Tokyo stocks fell to a fresh 17-year closing low today as earnings woes spread from the high-tech sector to traditional manufacturers because of the prospect of a prolonged economic slump.
The Nikkei average ended down 321.10 points or 3.05 per cent at 10,195.69, a level not seen since August 1984. It was the Nikkei's biggest percentage drop since August 9th when it fell 3.36 per cent.
Also weighing on the market were falls in Asahi Bank Ltd and Daiwa Bank Ltd, which dropped because investors were unconvinced about the benefits of a potential merger between the two lenders.
Non-tech issues are overtaking high techs to lead the Tokyo market lower, making Tokyo's slide broadbased, said senior strategist at Mizuho Investors Securities Mr Masatoshi Sato.
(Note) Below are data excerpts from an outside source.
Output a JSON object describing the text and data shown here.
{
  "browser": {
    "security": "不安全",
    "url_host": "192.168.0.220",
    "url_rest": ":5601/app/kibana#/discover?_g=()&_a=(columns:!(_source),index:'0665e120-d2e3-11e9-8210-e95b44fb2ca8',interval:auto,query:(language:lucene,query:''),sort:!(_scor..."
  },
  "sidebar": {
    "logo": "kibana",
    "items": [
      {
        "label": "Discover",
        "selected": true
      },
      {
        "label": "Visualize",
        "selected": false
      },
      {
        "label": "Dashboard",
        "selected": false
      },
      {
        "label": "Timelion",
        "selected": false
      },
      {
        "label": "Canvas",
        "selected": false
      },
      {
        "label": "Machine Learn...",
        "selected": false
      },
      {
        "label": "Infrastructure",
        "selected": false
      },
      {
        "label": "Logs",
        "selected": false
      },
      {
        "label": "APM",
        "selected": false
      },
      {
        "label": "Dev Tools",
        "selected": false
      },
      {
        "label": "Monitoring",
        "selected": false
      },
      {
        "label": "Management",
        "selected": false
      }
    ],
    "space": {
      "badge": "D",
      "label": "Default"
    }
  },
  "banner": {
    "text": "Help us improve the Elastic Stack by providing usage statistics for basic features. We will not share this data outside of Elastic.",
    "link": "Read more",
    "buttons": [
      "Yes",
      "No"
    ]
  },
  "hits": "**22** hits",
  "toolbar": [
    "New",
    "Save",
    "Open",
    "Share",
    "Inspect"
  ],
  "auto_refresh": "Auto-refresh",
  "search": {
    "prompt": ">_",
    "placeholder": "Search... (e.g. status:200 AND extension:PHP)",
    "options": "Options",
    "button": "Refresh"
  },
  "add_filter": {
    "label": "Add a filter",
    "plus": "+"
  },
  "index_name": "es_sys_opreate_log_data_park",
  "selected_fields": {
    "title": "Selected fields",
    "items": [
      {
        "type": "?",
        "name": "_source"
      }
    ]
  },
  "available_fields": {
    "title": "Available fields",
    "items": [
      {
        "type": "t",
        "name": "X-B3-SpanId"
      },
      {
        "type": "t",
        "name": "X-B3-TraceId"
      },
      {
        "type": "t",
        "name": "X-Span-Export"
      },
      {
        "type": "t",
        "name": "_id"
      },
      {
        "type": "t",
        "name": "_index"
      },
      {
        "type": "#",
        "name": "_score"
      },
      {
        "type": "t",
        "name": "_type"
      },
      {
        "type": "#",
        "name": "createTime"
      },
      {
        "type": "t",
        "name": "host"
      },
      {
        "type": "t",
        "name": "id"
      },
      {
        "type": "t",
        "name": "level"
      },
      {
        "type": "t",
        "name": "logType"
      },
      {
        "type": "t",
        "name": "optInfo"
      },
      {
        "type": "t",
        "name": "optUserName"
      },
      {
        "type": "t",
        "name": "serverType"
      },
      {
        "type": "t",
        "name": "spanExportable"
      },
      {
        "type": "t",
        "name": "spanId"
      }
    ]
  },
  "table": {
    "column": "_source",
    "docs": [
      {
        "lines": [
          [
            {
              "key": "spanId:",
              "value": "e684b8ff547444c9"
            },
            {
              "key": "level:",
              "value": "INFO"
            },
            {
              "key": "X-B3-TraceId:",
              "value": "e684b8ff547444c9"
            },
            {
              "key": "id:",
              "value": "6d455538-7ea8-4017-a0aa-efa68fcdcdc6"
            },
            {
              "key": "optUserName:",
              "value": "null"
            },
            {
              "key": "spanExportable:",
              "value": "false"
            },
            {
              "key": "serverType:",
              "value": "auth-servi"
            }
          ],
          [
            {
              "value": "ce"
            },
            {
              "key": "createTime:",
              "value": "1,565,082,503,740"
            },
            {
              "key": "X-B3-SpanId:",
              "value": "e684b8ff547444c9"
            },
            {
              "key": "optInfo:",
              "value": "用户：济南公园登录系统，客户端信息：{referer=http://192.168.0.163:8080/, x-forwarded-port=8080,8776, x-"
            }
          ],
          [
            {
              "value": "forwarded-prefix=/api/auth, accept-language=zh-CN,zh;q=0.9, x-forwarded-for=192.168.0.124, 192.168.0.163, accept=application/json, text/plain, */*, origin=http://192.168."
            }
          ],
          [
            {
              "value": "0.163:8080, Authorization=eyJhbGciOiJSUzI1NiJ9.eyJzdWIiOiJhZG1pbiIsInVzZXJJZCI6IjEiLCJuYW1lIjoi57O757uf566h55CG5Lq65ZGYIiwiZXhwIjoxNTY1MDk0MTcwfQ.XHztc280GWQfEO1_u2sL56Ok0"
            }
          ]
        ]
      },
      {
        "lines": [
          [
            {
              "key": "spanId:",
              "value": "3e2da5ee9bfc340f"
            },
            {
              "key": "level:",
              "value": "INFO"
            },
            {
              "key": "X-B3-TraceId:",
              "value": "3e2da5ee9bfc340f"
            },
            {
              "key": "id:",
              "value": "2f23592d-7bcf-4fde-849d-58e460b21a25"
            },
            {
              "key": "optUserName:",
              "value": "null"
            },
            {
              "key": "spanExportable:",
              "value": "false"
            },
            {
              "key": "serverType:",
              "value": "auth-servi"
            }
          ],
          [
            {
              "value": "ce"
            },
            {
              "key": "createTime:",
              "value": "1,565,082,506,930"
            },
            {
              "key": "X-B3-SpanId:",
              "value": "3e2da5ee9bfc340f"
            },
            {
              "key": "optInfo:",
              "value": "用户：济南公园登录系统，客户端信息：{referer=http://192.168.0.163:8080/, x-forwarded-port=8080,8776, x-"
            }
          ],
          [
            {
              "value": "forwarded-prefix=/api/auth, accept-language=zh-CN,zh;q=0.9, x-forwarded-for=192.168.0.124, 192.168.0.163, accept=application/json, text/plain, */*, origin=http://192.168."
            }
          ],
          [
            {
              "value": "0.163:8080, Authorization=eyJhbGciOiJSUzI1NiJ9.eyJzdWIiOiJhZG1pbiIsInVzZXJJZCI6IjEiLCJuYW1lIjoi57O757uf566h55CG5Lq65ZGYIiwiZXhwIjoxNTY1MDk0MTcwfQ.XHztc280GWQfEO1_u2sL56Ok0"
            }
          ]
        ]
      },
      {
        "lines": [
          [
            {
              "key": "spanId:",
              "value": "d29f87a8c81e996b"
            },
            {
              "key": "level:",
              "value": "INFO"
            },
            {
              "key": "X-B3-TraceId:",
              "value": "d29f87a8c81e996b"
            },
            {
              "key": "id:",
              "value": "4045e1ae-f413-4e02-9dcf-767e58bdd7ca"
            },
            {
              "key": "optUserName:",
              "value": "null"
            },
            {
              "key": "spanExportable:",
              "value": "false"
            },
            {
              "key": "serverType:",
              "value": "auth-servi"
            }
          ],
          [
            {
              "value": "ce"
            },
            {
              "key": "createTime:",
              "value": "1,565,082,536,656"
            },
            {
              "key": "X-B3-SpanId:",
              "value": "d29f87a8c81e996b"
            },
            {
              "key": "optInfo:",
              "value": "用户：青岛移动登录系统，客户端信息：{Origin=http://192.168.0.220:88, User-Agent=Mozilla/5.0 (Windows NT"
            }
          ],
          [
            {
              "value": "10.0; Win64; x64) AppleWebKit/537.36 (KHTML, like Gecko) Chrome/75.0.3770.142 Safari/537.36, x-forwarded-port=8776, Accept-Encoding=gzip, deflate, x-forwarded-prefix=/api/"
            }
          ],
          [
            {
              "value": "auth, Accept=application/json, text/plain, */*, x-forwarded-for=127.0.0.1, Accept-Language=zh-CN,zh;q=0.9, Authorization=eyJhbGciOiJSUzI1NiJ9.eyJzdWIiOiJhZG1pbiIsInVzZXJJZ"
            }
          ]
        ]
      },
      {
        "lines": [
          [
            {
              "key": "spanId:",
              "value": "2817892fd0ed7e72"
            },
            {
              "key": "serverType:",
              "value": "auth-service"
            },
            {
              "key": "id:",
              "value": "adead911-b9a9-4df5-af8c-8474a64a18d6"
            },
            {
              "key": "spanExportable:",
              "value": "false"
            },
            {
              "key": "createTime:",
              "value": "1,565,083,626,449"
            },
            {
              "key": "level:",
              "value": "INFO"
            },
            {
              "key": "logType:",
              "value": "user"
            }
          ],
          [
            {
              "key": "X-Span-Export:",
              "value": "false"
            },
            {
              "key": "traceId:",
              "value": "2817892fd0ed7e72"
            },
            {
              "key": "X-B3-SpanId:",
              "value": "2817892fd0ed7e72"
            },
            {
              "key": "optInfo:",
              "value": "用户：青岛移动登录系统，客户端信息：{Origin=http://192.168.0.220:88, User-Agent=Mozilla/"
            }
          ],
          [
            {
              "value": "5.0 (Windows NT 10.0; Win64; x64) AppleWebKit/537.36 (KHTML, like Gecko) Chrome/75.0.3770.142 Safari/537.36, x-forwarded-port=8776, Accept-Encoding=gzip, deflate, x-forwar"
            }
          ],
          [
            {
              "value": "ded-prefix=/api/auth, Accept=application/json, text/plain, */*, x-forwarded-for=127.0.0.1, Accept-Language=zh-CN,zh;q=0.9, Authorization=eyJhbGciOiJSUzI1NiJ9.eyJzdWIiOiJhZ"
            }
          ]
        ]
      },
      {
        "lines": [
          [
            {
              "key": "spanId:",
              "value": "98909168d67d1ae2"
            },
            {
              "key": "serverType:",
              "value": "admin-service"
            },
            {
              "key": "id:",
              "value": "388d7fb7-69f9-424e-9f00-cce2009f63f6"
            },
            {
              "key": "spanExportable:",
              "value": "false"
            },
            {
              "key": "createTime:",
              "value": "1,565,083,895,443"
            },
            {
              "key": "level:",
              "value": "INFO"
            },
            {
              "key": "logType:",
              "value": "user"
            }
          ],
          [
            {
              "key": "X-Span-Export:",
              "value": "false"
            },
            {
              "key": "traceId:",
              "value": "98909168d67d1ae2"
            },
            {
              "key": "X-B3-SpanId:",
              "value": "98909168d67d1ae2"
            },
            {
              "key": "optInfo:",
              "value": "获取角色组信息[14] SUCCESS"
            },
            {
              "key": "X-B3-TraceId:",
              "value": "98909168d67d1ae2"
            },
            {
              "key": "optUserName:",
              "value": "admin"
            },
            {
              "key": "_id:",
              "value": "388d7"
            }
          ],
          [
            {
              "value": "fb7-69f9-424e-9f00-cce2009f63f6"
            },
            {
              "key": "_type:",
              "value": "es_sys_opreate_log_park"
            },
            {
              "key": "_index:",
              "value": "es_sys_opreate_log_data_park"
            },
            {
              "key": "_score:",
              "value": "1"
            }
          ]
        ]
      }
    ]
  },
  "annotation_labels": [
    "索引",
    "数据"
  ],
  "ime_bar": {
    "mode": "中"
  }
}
"Sentiment is getting worse, although this may be an unavoidable phase for this market to go through before hitting a firm floor," Mr Sato said.
"It seems that Tokyo stocks have fallen to low enough levels. But this downward momentum may not cease until we see the Nikkei dipping below the 10,000 threshold," said senior portfolio manager at Mitsui Marine Asset Management Mr Shuji Terao.
The capital-weighted TOPIX index fell 24.85 points or 2.30 per cent to 1,055.98. The broader index is still 7.2 per cent above its post-bubble closing low of 980.11 marked in October of 1998 when the nation was in a financial crisis.
Trading was moderate, with 693.65 million shares changing hands on the first section of the Tokyo Stock Exchange (TSE), down from 747.87 million on Friday. Decliners surpassed advancers 1,166 to 228 on the first section.